Painting in watercolors is exciting because the nature of the medium means you never know what will happen. As an addendum to my last post, here are photos detailing the process of the last painting.
I always start with a value sketch. For me, this the most informative tool to a successful painting.
The next step is to lay out the painting and put on the first mask. This mask will ensure that those big white shapes on both horses will remain white.
Then I laid in my first wash and added a second mask to keep the snow on the mountains shining.
After painting the mountains and sky, I began the final mask.
Because Frisket is hard to remove and it does affect the quality of paint below it, I didn’t want to apply it to my earlier washes, especially the sky and mountains. I liked the way the color grades from top of the wash to bottom. Instead, I tried using blue masking tape right up to the liquid mask’s edges.
My favorite part of painting is the pour. I made a few different green-blue mixtures for the tree and its shadow, adding extra color where I felt it was needed. I moved on to the pony in the back. He is a deep neutralized violet. Finally, the mare in front received reds and yellows. I tilted the board in different directions to send the color where it needed to blend. I soaked up the excess water, then walked away to let everything dry.

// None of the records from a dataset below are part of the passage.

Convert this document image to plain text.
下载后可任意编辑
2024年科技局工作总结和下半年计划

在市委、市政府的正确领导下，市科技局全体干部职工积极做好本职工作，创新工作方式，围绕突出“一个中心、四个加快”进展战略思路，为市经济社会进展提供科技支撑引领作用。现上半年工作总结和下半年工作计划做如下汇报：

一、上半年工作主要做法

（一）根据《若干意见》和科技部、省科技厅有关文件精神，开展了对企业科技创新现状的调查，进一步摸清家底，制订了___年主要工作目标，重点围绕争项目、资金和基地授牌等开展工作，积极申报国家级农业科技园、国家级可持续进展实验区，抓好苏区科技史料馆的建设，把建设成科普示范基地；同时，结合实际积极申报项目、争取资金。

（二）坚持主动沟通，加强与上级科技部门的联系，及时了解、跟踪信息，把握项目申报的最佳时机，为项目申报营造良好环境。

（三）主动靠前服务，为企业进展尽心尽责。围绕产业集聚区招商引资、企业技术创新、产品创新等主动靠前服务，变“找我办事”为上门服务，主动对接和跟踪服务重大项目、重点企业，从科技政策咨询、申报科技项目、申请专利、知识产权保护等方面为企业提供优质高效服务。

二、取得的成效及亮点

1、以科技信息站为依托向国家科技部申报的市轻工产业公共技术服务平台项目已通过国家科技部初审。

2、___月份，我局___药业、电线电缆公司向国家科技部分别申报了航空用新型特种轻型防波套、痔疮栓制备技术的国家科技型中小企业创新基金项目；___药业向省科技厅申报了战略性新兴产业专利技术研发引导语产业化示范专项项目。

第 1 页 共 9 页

The next day, I removed the mask to reveal the almost finished painting. Removing the mask is the exciting part. Well usually. I look forward to those deep poured colors turning into an image from my imagination. As I began to remove the masking tape, I found ugly green streaks where the paint leaked through the tape. After removing all the tape, I proceeded to rub away the Frisket. I was pretty sure the painting was ruined, but needed to see the results of the pour anyway. The horses were lovely and glowing. I knew I had to save this one. I also knew that watercolor is finicky, and attempts to revive a mistake often result in areas that appear tired and overworked.
First I lifted the paint leaks. The poured colors included stainer-pigments, so I got ghostly remains of the leaks. I believed I could make those streaks and lines into weeds and flowers. I added another transparent wash in the field and again walked away to let all that dry. If I don’t walk away when I see a problem, I will continue to pick at it like a pimple, until the blemish becomes large and unfixable.
When all was dry, I went into the painting with a dry brush using pale greens, golds, and rose to create weeds and flowers. A few touches for the trees pulled the whole composition together.